Narasi Bengkok Penghapusan Bansos

DALAM melakukan perburuan elektoral, siapa pun mestinya pantang menghalalkan segala cara, termasuk menyebarkan informasi yang sesat dan menyesatkan. Aturan main seperti itulah yang harus dipegang teguh ketika para calon yang bersaing di Pilpres maupun Pemilu Legislatif 2024 hendak meraih sebanyak-banyaknya suara rakyat. Apalagi, kalau objek yang berusaha disesatkan ialah informasi soal bantuan sosial (bansos), maka semua pihak mestinya taat azas.

Wajib diingat bansos bukanlah monopoli salah satu calon maupun penguasa yang diidentikkan di kubu paslon tertentu. Sejatinya bansos ialah mekanisme negara yang jelas diatur dalam undang undang. Pada akhirnya, siapa pun calon yang memimpin nanti, tidak berkonsekuensi pada ada atau tidaknya bansos. Sebagai amanat undang-undang, siapa pun pemenang pilpres harus tunduk dan patuh untuk tetap menyalurkan bansos, khususnya dalam situasi darurat.

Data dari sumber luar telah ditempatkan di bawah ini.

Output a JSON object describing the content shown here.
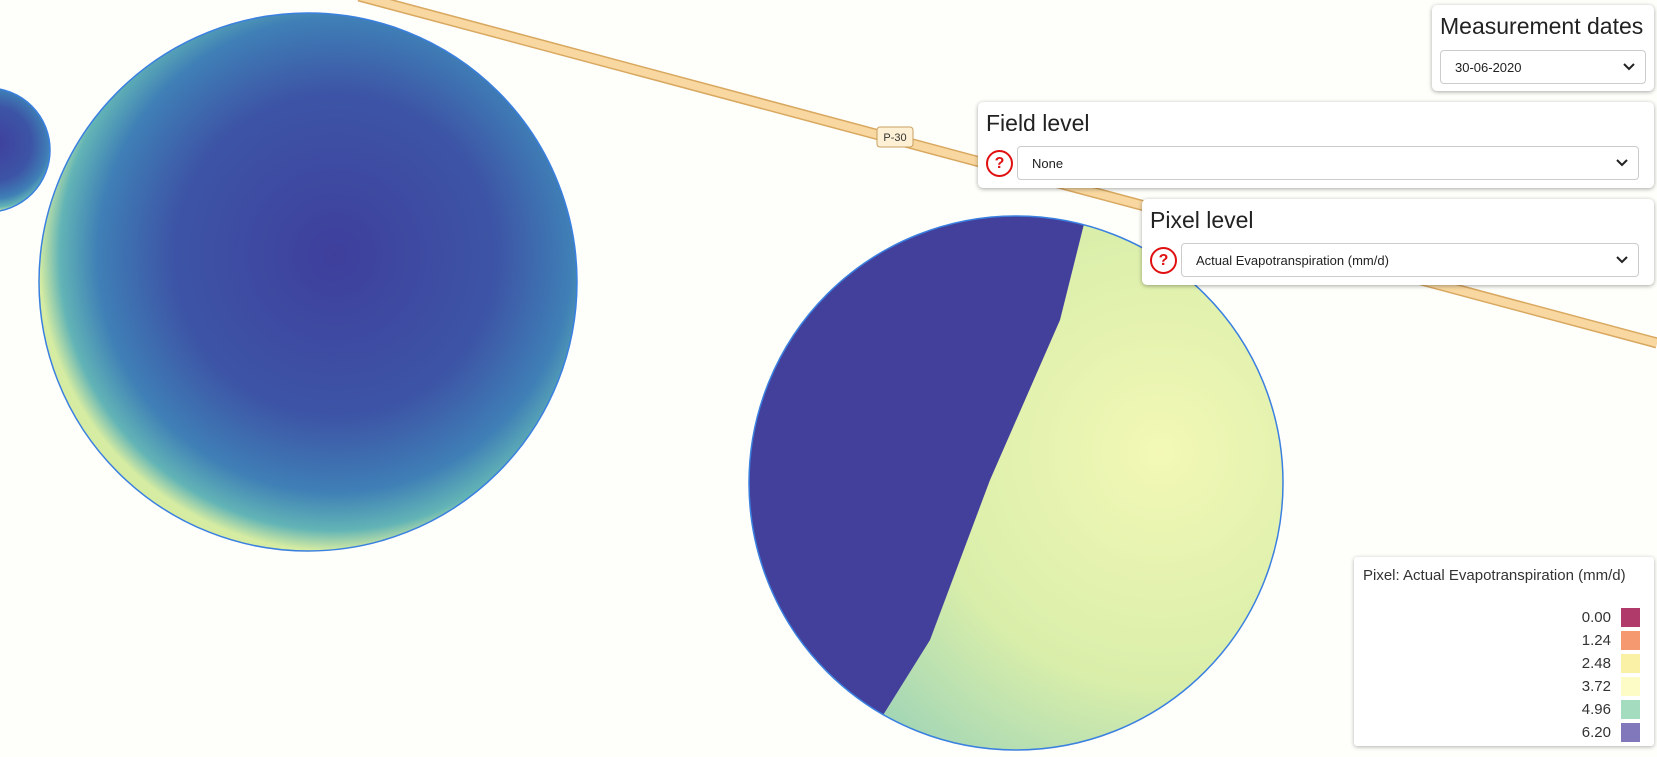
{
  "map": {
    "road_label": "P-30"
  },
  "panels": [
    {
      "title": "Measurement dates",
      "selected": "30-06-2020"
    },
    {
      "title": "Field level",
      "selected": "None"
    },
    {
      "title": "Pixel level",
      "selected": "Actual Evapotranspiration (mm/d)"
    }
  ],
  "legend": {
    "title": "Pixel: Actual Evapotranspiration (mm/d)",
    "items": [
      {
        "label": "0.00",
        "color": "#b03a6a"
      },
      {
        "label": "1.24",
        "color": "#f59a70"
      },
      {
        "label": "2.48",
        "color": "#fbf1a6"
      },
      {
        "label": "3.72",
        "color": "#fefcc6"
      },
      {
        "label": "4.96",
        "color": "#a4dcc0"
      },
      {
        "label": "6.20",
        "color": "#8178bc"
      }
    ]
  }
}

Cek Artikel:  Sidang Etik Bangunkan KPK

Bila merujuk pada dasar aturannya, bansos diatur dalam Undang-Undang Nomor 25 Mengertin 2009 tentang Pelayanan Publik. Landasan hukum lainnya ialah Undang-Undang Nomor 13 Mengertin 2011 tentang 
Penanganan Fakir Miskin.  Terdapat juga UU Nomor 14 Mengertin 2019 tentang Pekerja Sosial. Menurut undang-undang tersebut, bantuan sosial merupakan bantuan berupa uang, barang, atau jasa kepada individu, keluarga, kelompok atau masyarakat miskin, tidak mampu, dan/atau rentan terhadap risiko sosial. 

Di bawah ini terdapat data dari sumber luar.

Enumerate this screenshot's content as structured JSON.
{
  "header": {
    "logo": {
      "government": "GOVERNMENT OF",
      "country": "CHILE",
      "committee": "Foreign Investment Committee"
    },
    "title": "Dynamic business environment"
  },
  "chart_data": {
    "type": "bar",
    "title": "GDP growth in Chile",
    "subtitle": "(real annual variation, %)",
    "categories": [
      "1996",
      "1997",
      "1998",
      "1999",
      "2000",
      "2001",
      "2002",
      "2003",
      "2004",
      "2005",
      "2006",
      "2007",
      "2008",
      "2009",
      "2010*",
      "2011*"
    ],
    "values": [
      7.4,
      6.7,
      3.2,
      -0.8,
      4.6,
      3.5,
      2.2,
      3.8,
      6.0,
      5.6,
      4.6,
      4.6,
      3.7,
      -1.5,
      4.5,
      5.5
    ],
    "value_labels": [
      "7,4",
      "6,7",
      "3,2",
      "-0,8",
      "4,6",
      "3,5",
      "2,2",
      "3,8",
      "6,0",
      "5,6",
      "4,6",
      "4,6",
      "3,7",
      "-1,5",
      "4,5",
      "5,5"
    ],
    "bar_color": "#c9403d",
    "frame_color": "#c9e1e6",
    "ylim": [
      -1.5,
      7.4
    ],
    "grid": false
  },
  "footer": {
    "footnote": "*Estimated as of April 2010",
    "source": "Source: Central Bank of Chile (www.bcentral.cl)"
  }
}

Dengan demikian, aneh kiranya kalau ada pihak-pihak yang merasa bansos ialah hasil karya mereka sendiri. Apalagi, sampai menakut-nakuti bila paslon tertentu dan parpol pendukung paslon itu menang, maka bansos menjadi hilang. Sebaliknya, bila paslon mereka dan partai mereka yang menang, bansos jalan terus. Sungguh sebuah cara yang tidak elok, jauh dari kesan elegan, apalagi disebarkan dengan sadar. 

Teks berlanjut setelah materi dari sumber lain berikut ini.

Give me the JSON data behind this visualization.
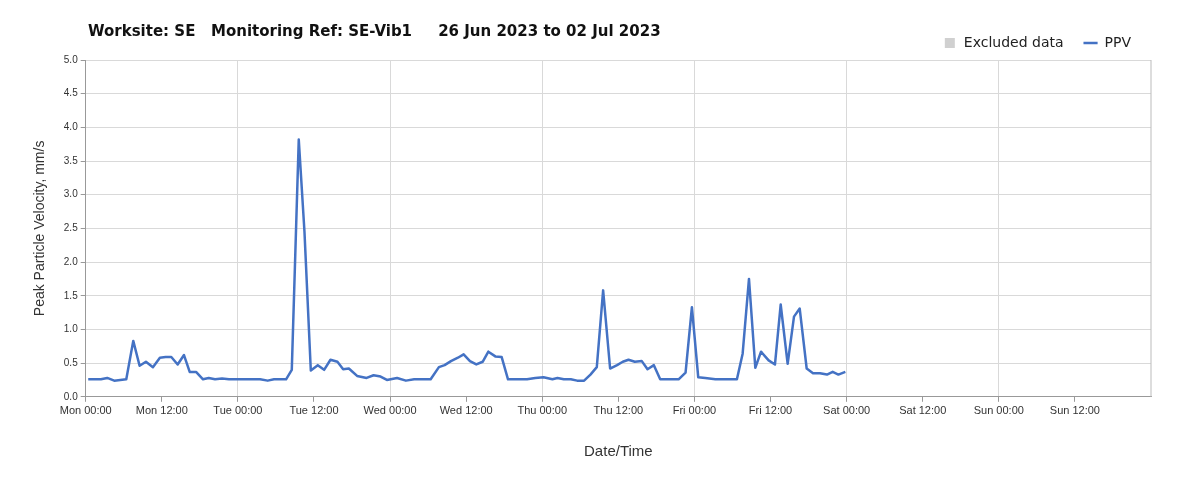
{
  "chart_data": {
    "type": "line",
    "title": "Worksite: SE   Monitoring Ref: SE-Vib1     26 Jun 2023 to 02 Jul 2023",
    "xlabel": "Date/Time",
    "ylabel": "Peak Particle Velocity, mm/s",
    "xlim": [
      "2023-06-26T00:00",
      "2023-07-03T00:00"
    ],
    "xticks": [
      {
        "value": "2023-06-26T00:00",
        "label": "Mon 00:00"
      },
      {
        "value": "2023-06-26T12:00",
        "label": "Mon 12:00"
      },
      {
        "value": "2023-06-27T00:00",
        "label": "Tue 00:00"
      },
      {
        "value": "2023-06-27T12:00",
        "label": "Tue 12:00"
      },
      {
        "value": "2023-06-28T00:00",
        "label": "Wed 00:00"
      },
      {
        "value": "2023-06-28T12:00",
        "label": "Wed 12:00"
      },
      {
        "value": "2023-06-29T00:00",
        "label": "Thu 00:00"
      },
      {
        "value": "2023-06-29T12:00",
        "label": "Thu 12:00"
      },
      {
        "value": "2023-06-30T00:00",
        "label": "Fri 00:00"
      },
      {
        "value": "2023-06-30T12:00",
        "label": "Fri 12:00"
      },
      {
        "value": "2023-07-01T00:00",
        "label": "Sat 00:00"
      },
      {
        "value": "2023-07-01T12:00",
        "label": "Sat 12:00"
      },
      {
        "value": "2023-07-02T00:00",
        "label": "Sun 00:00"
      },
      {
        "value": "2023-07-02T12:00",
        "label": "Sun 12:00"
      }
    ],
    "ylim": [
      0,
      5
    ],
    "yticks": [
      {
        "value": 0,
        "label": "0.0"
      },
      {
        "value": 0.5,
        "label": "0.5"
      },
      {
        "value": 1,
        "label": "1.0"
      },
      {
        "value": 1.5,
        "label": "1.5"
      },
      {
        "value": 2,
        "label": "2.0"
      },
      {
        "value": 2.5,
        "label": "2.5"
      },
      {
        "value": 3,
        "label": "3.0"
      },
      {
        "value": 3.5,
        "label": "3.5"
      },
      {
        "value": 4,
        "label": "4.0"
      },
      {
        "value": 4.5,
        "label": "4.5"
      },
      {
        "value": 5,
        "label": "5.0"
      }
    ],
    "grid": true,
    "legend": "top right",
    "marker": "none",
    "line_style": "solid",
    "series": [
      {
        "name": "Excluded data",
        "type": "bar",
        "color": "#d0d0d0"
      },
      {
        "name": "PPV",
        "color": "#4472c4",
        "x": [
          "2023-06-26T00:24",
          "2023-06-26T02:24",
          "2023-06-26T03:24",
          "2023-06-26T04:30",
          "2023-06-26T06:24",
          "2023-06-26T07:30",
          "2023-06-26T08:30",
          "2023-06-26T09:30",
          "2023-06-26T10:36",
          "2023-06-26T11:42",
          "2023-06-26T12:36",
          "2023-06-26T13:30",
          "2023-06-26T14:30",
          "2023-06-26T15:30",
          "2023-06-26T16:24",
          "2023-06-26T17:24",
          "2023-06-26T18:30",
          "2023-06-26T19:24",
          "2023-06-26T20:24",
          "2023-06-26T21:30",
          "2023-06-26T22:36",
          "2023-06-27T02:00",
          "2023-06-27T03:30",
          "2023-06-27T04:42",
          "2023-06-27T05:42",
          "2023-06-27T07:36",
          "2023-06-27T08:30",
          "2023-06-27T09:36",
          "2023-06-27T10:30",
          "2023-06-27T11:30",
          "2023-06-27T12:36",
          "2023-06-27T13:36",
          "2023-06-27T14:36",
          "2023-06-27T15:42",
          "2023-06-27T16:36",
          "2023-06-27T17:30",
          "2023-06-27T18:48",
          "2023-06-27T20:18",
          "2023-06-27T21:24",
          "2023-06-27T22:30",
          "2023-06-27T23:30",
          "2023-06-28T01:06",
          "2023-06-28T02:30",
          "2023-06-28T03:48",
          "2023-06-28T06:24",
          "2023-06-28T07:42",
          "2023-06-28T08:36",
          "2023-06-28T09:36",
          "2023-06-28T10:42",
          "2023-06-28T11:36",
          "2023-06-28T12:36",
          "2023-06-28T13:36",
          "2023-06-28T14:36",
          "2023-06-28T15:30",
          "2023-06-28T16:36",
          "2023-06-28T17:36",
          "2023-06-28T18:36",
          "2023-06-28T21:36",
          "2023-06-28T22:54",
          "2023-06-29T00:12",
          "2023-06-29T01:36",
          "2023-06-29T02:24",
          "2023-06-29T03:24",
          "2023-06-29T04:30",
          "2023-06-29T05:30",
          "2023-06-29T06:36",
          "2023-06-29T07:36",
          "2023-06-29T08:36",
          "2023-06-29T09:36",
          "2023-06-29T10:42",
          "2023-06-29T11:48",
          "2023-06-29T12:42",
          "2023-06-29T13:36",
          "2023-06-29T14:36",
          "2023-06-29T15:42",
          "2023-06-29T16:36",
          "2023-06-29T17:36",
          "2023-06-29T18:36",
          "2023-06-29T21:30",
          "2023-06-29T22:36",
          "2023-06-29T23:36",
          "2023-06-30T00:36",
          "2023-06-30T01:42",
          "2023-06-30T03:18",
          "2023-06-30T06:42",
          "2023-06-30T07:36",
          "2023-06-30T08:36",
          "2023-06-30T09:36",
          "2023-06-30T10:30",
          "2023-06-30T11:42",
          "2023-06-30T12:42",
          "2023-06-30T13:36",
          "2023-06-30T14:42",
          "2023-06-30T15:42",
          "2023-06-30T16:36",
          "2023-06-30T17:42",
          "2023-06-30T18:42",
          "2023-06-30T19:48",
          "2023-06-30T20:54",
          "2023-06-30T21:48",
          "2023-06-30T22:42",
          "2023-06-30T23:48"
        ],
        "values": [
          0.26,
          0.26,
          0.28,
          0.24,
          0.26,
          0.83,
          0.46,
          0.52,
          0.44,
          0.58,
          0.59,
          0.59,
          0.48,
          0.62,
          0.37,
          0.37,
          0.26,
          0.28,
          0.26,
          0.27,
          0.26,
          0.26,
          0.26,
          0.24,
          0.26,
          0.26,
          0.4,
          3.82,
          2.45,
          0.39,
          0.47,
          0.4,
          0.55,
          0.52,
          0.41,
          0.42,
          0.31,
          0.28,
          0.32,
          0.3,
          0.25,
          0.28,
          0.24,
          0.26,
          0.26,
          0.44,
          0.47,
          0.53,
          0.58,
          0.63,
          0.53,
          0.48,
          0.52,
          0.67,
          0.6,
          0.59,
          0.26,
          0.26,
          0.28,
          0.29,
          0.26,
          0.28,
          0.26,
          0.26,
          0.24,
          0.24,
          0.33,
          0.44,
          1.58,
          0.42,
          0.47,
          0.52,
          0.55,
          0.52,
          0.53,
          0.41,
          0.47,
          0.26,
          0.26,
          0.36,
          1.33,
          0.29,
          0.28,
          0.26,
          0.26,
          0.64,
          1.75,
          0.43,
          0.67,
          0.54,
          0.48,
          1.37,
          0.49,
          1.19,
          1.31,
          0.42,
          0.35,
          0.35,
          0.33,
          0.37,
          0.33,
          0.37
        ]
      }
    ]
  }
}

Cek Artikel:  Wafatkan Judi Online

Bagi pihak-pihak yang menyebarkan kebohongan soal penghapusan bansos justru patut dipertanyakan. Tetap relevankah menggunakan kampanye hitam untuk mengalahkan lawan? Harus kita katakan bahwa cara-cara kotor seperti itu hanya merugikan proses demokrasi dan kepercayaan masyarakat. Publik akan menjadi apatis untuk berpartisipasi dalam proses pemilu. 

Padahal, publik sejatinya subjek dalam demokrasi yang harus diedukasi sekaligus diperjuangkan hak-hak mereka, bukan malah ditakut-takuti. Ketika publik apatis, yang terancam ialah kelangsungan demokrasi. Maka apa yang kini bengkok haruslah diluruskan dan disuarakan, yakni bansos tidak akan dihapuskan, selama masih ada kaum miskin dan kelompok rentan yang terkena dampak bencana, perubahan iklim, atau inflasi yang amat tinggi.

Cek Artikel:  Berebut Bunyi Kaum Nahdiyin

Publik juga mesti berani menyuarakan kritik atas masih banyak kekurangan pelaksanaan bansos. Agar manfaat bansos kian maksimal dan tepat sasaran, publik mesti berani menyuarakan ketidakberesan di lapangan. Bila muncul narasi bengkok soal bansos, rakyat mestinya tidak ragu-ragu untuk melawannya. Bansos mestinya menjadi alat distribusi keadilan ekonomi, bukan instrumen pendulang elektoral.